Concededly, defendant law firm was at fault in failing to move for entry of a default judgment within one year of the hospital’s default. But the effect of that oversight was, at best, ethereal—that which impressed Judge Cardozo as merely “negligence in the air” (Martin v Herzog, 228 NY 164, 170, quoting Pollock, Torts, at 472 [10th ed])—and cannot overcome the lack of merit in the underlying action. Those circumstances of nonproximate cause necessarily return us to the prevailing status quo ante of the “but for” rule which continues to control the disposition of this case as presented on appeal. Any evaluation of the potential stability of a default judgment, had one been entered herein, would require impermissible speculation.

A medical malpractice action requires the plaintiffs attorney to execute a certificate of merit to accompany the complaint (CPLR 3012-a). The omission of this certificate, never raised in the underlying action, was first called to the court’s attention in the eleventh hour cross motion of defendants herein. There are remedies for this omission short of dismissal of the complaint (see, Boothe v Lawrence Hosp., 188 AD2d 435), but the court here simply denied the motion with the statement that this defect had been “cured” by plaintiffs subsequent submission. We find no such curative matter in this record.

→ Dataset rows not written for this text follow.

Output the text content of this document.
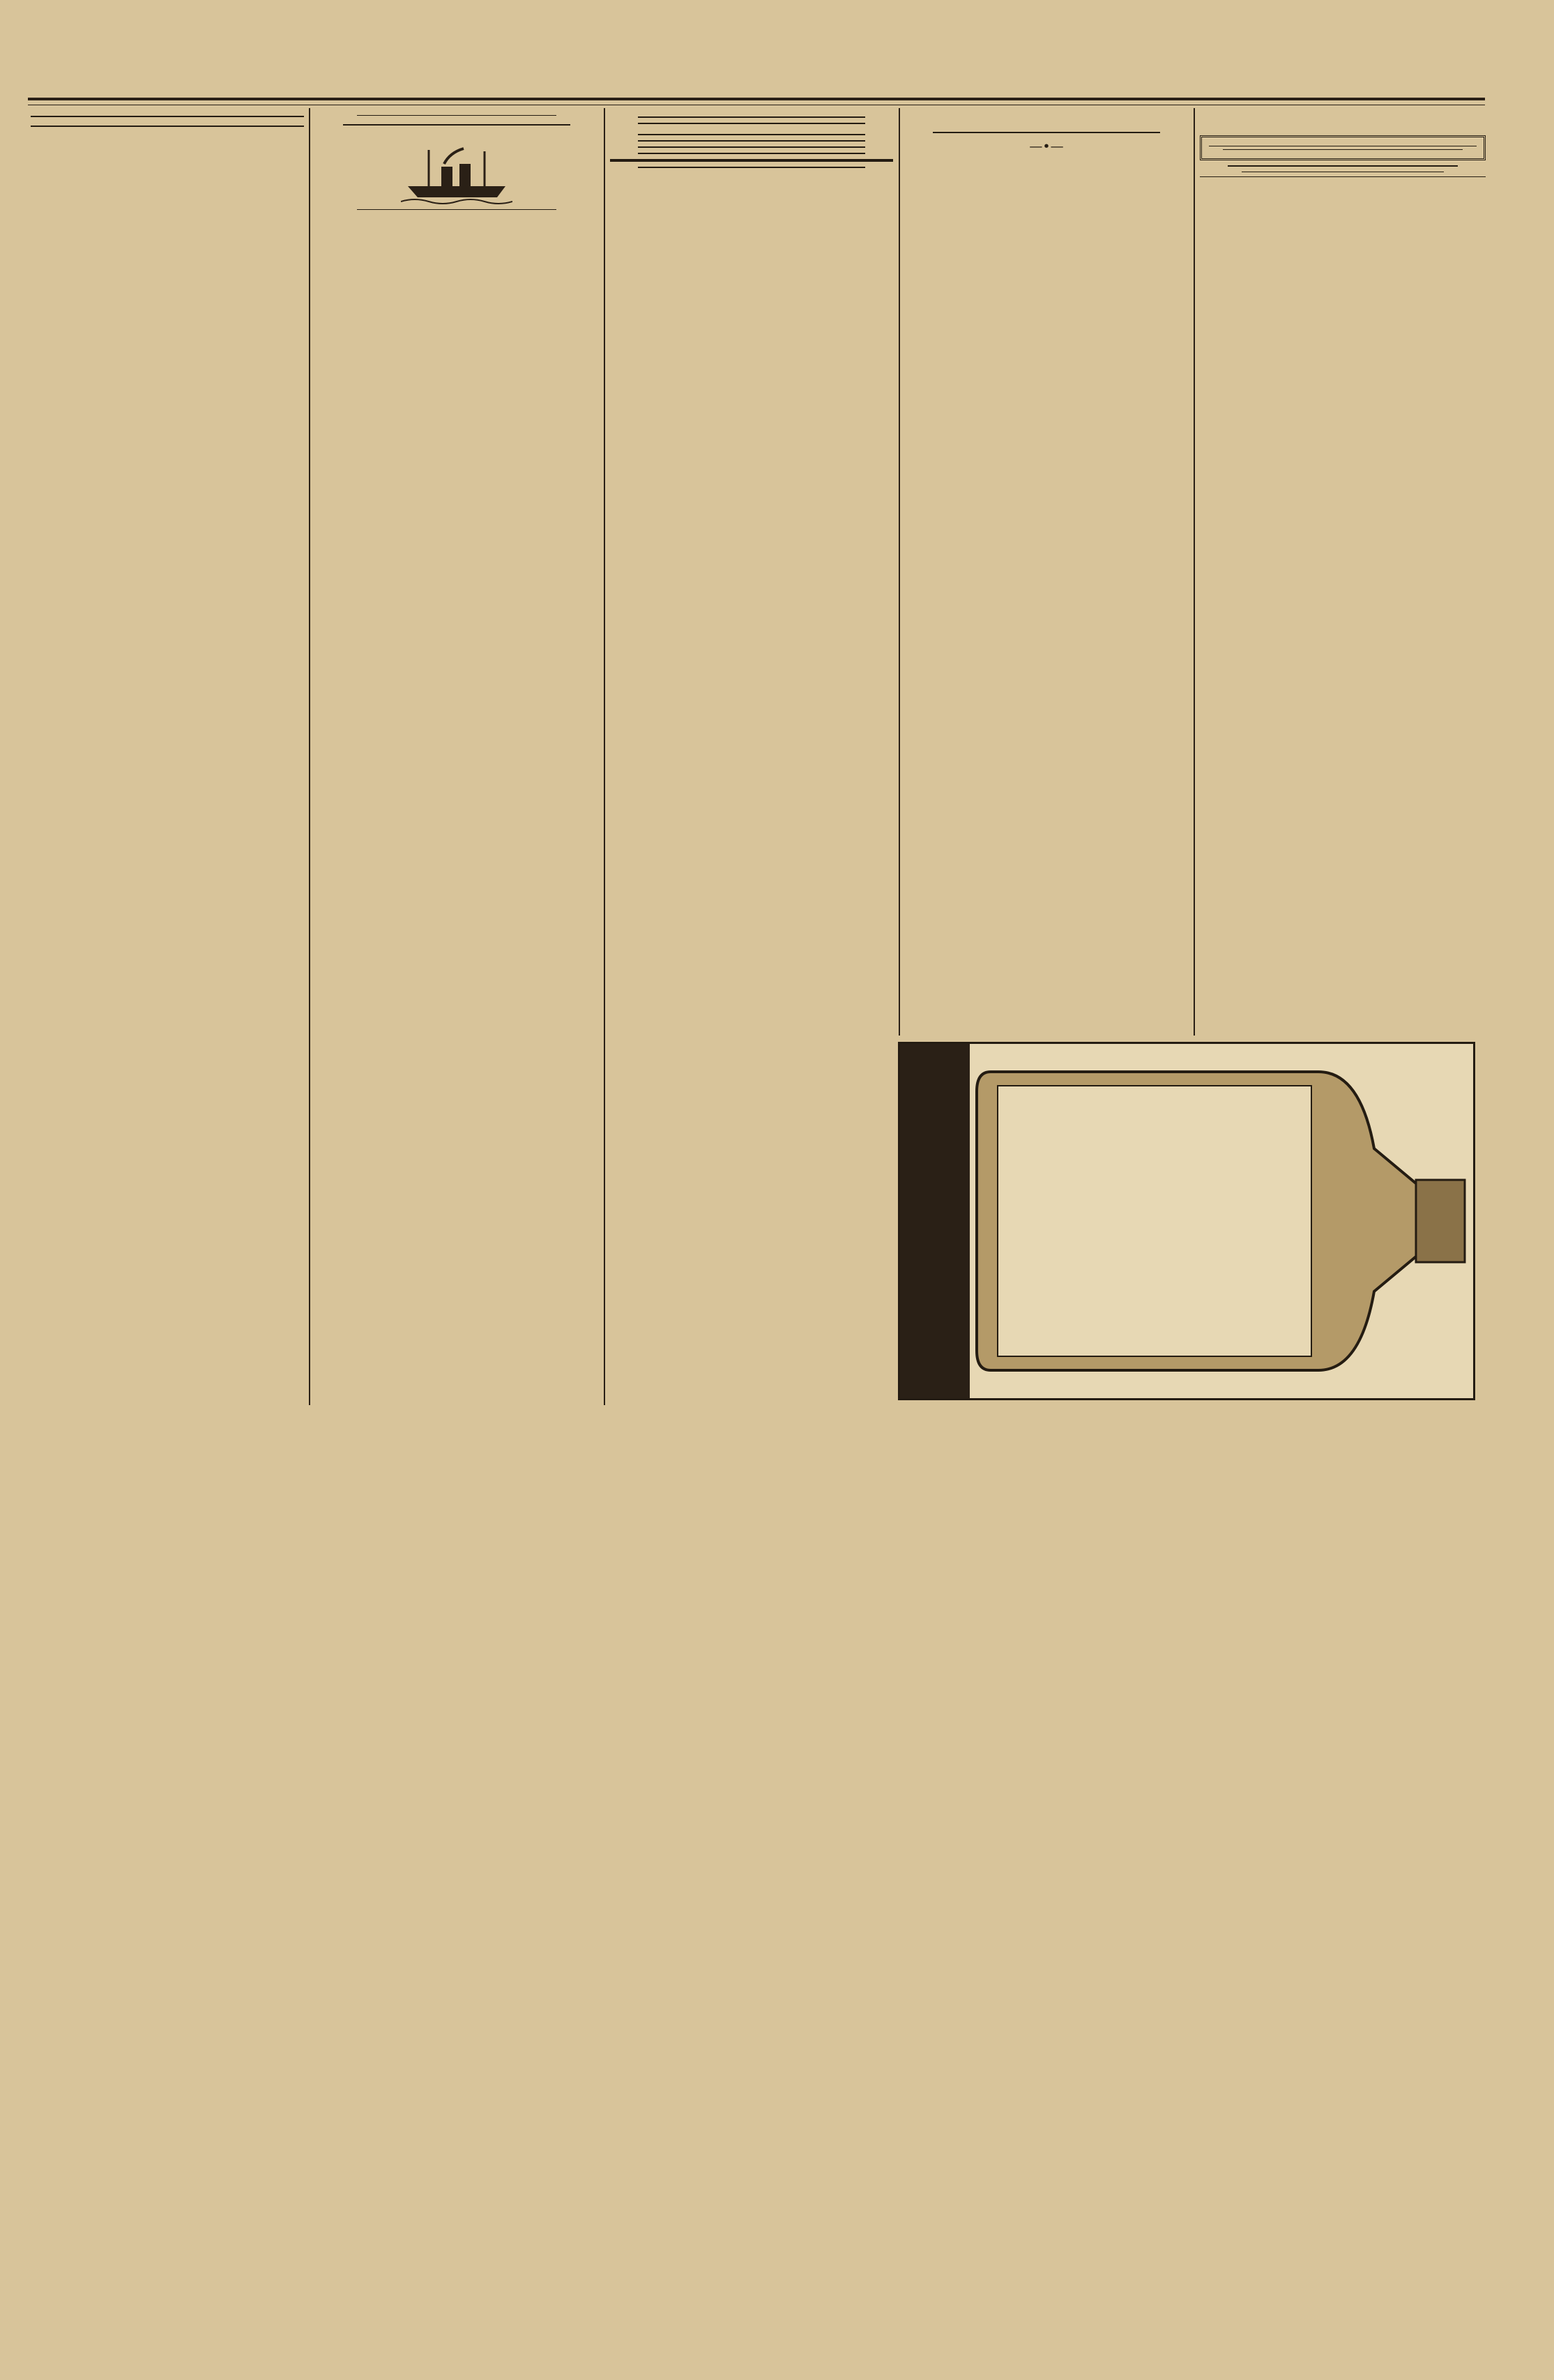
—•—
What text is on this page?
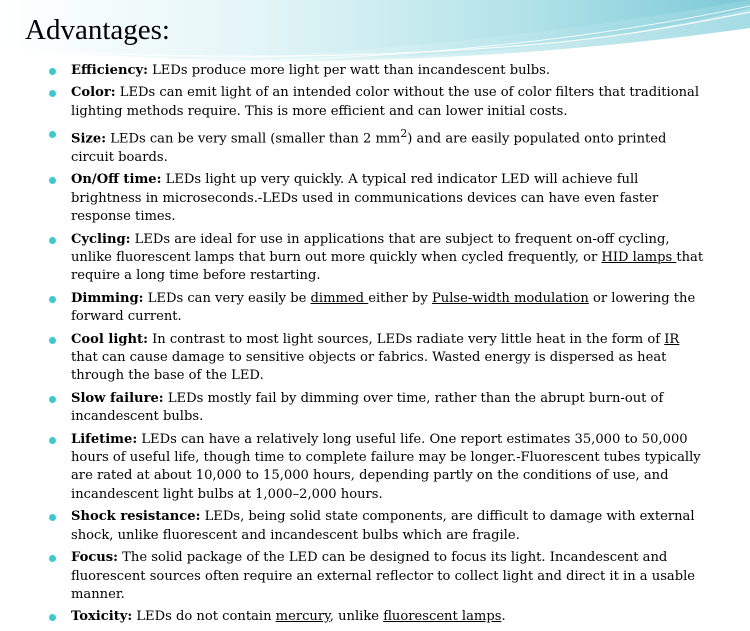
Advantages:
Efficiency: LEDs produce more light per watt than incandescent bulbs.
Color: LEDs can emit light of an intended color without the use of color filters that traditional lighting methods require. This is more efficient and can lower initial costs.
Size: LEDs can be very small (smaller than 2 $mm^2$) and are easily populated onto printed circuit boards.
On/Off time: LEDs light up very quickly. A typical red indicator LED will achieve full brightness in microseconds.-LEDs used in communications devices can have even faster response times.
Cycling: LEDs are ideal for use in applications that are subject to frequent on-off cycling, unlike fluorescent lamps that burn out more quickly when cycled frequently, or HID lamps that require a long time before restarting.
Dimming: LEDs can very easily be dimmed either by Pulse-width modulation or lowering the forward current.
Cool light: In contrast to most light sources, LEDs radiate very little heat in the form of IR that can cause damage to sensitive objects or fabrics. Wasted energy is dispersed as heat through the base of the LED.
Slow failure: LEDs mostly fail by dimming over time, rather than the abrupt burn-out of incandescent bulbs.
Lifetime: LEDs can have a relatively long useful life. One report estimates 35,000 to 50,000 hours of useful life, though time to complete failure may be longer.-Fluorescent tubes typically are rated at about 10,000 to 15,000 hours, depending partly on the conditions of use, and incandescent light bulbs at 1,000–2,000 hours.
Shock resistance: LEDs, being solid state components, are difficult to damage with external shock, unlike fluorescent and incandescent bulbs which are fragile.
Focus: The solid package of the LED can be designed to focus its light. Incandescent and fluorescent sources often require an external reflector to collect light and direct it in a usable manner.
Toxicity: LEDs do not contain mercury, unlike fluorescent lamps.
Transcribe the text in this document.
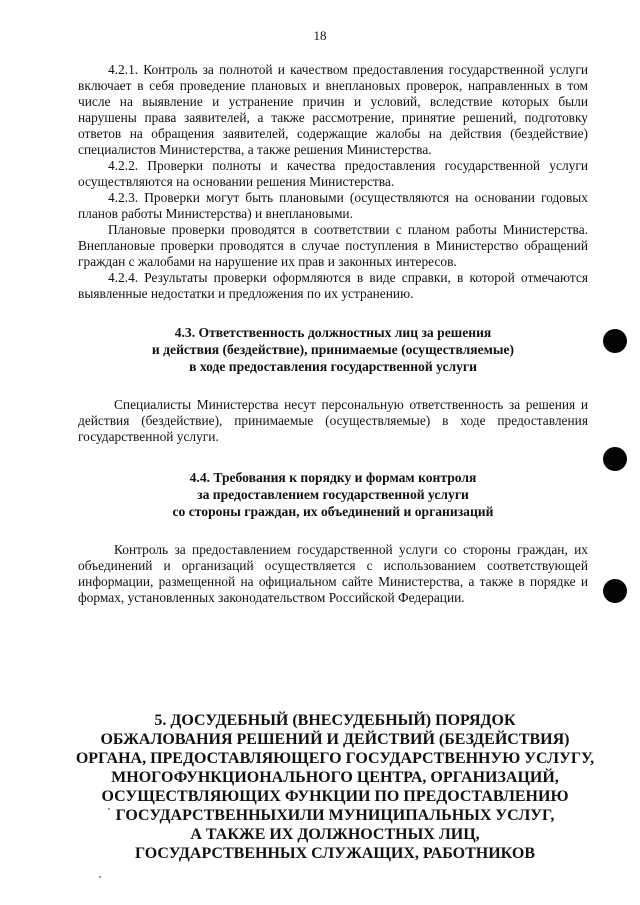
18

4.2.1. Контроль за полнотой и качеством предоставления государственной услуги включает в себя проведение плановых и внеплановых проверок, направленных в том числе на выявление и устранение причин и условий, вследствие которых были нарушены права заявителей, а также рассмотрение, принятие решений, подготовку ответов на обращения заявителей, содержащие жалобы на действия (бездействие) специалистов Министерства, а также решения Министерства.

4.2.2. Проверки полноты и качества предоставления государственной услуги осуществляются на основании решения Министерства.

4.2.3. Проверки могут быть плановыми (осуществляются на основании годовых планов работы Министерства) и внеплановыми.

Плановые проверки проводятся в соответствии с планом работы Министерства. Внеплановые проверки проводятся в случае поступления в Министерство обращений граждан с жалобами на нарушение их прав и законных интересов.

4.2.4. Результаты проверки оформляются в виде справки, в которой отмечаются выявленные недостатки и предложения по их устранению.

4.3. Ответственность должностных лиц за решения

и действия (бездействие), принимаемые (осуществляемые)

в ходе предоставления государственной услуги

Специалисты Министерства несут персональную ответственность за решения и действия (бездействие), принимаемые (осуществляемые) в ходе предоставления государственной услуги.

4.4. Требования к порядку и формам контроля

за предоставлением государственной услуги

со стороны граждан, их объединений и организаций

Контроль за предоставлением государственной услуги со стороны граждан, их объединений и организаций осуществляется с использованием соответствующей информации, размещенной на официальном сайте Министерства, а также в порядке и формах, установленных законодательством Российской Федерации.

5. ДОСУДЕБНЫЙ (ВНЕСУДЕБНЫЙ) ПОРЯДОК
ОБЖАЛОВАНИЯ РЕШЕНИЙ И ДЕЙСТВИЙ (БЕЗДЕЙСТВИЯ)
ОРГАНА, ПРЕДОСТАВЛЯЮЩЕГО ГОСУДАРСТВЕННУЮ УСЛУГУ,
МНОГОФУНКЦИОНАЛЬНОГО ЦЕНТРА, ОРГАНИЗАЦИЙ,
ОСУЩЕСТВЛЯЮЩИХ ФУНКЦИИ ПО ПРЕДОСТАВЛЕНИЮ
ГОСУДАРСТВЕННЫХИЛИ МУНИЦИПАЛЬНЫХ УСЛУГ,
А ТАКЖЕ ИХ ДОЛЖНОСТНЫХ ЛИЦ,
ГОСУДАРСТВЕННЫХ СЛУЖАЩИХ, РАБОТНИКОВ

Furthermore, defendants’ motion for summary judgment was supported by the affidavit of a medical expert who had reviewed the file in the underlying case and concluded that the postoperative appearance and sensitivity complained of by plaintiff, necessitating subsequent surgical procedures, “cannot be attributed to any deviation from the standard of care” of her physician. This effectively shifted the burden to plaintiff to produce competent medical evidence demonstrating a triable issue of fact with respect to the alleged malpractice (Alvarez v Prospect Hosp., 68 NY2d 320; Kinney v Schonfeld, 265 AD2d 219). In opposition to the summary judgment motion, plaintiff’s counsel, in his affirmation, pointed fleetingly to deposition testimony by plaintiff’s physician regarding her “repeated infections and permanent scarring following the procedure that took place at Nassau County Medical Center.” This comment provides the sole support for the motion court’s ruling that “an issue of fact * * * may not be resolved by competing doctors’ affidavits.” Aside from the fact that there are no “competing doctors’ affidavits” in the record before this Court, it is clear to us that plaintiff’s physician’s impression as to plaintiff’s postoperative course does not provide any showing of medical malpractice liability, i.e., any departure from the appropriate standard of care. (We note the failure of plaintiff’s present counsel to submit a responding brief on this appeal.)

Plaintiff has thus failed to discharge her burden of demonstrating a triable issue of fact in the underlying medical malpractice action to rebut defendant’s expert opinion. Without such a showing, the instant legal malpractice action is merit-less as a matter of law. Concur—Nardelli, J.P., Sullivan, Wallach and Rubin, JJ.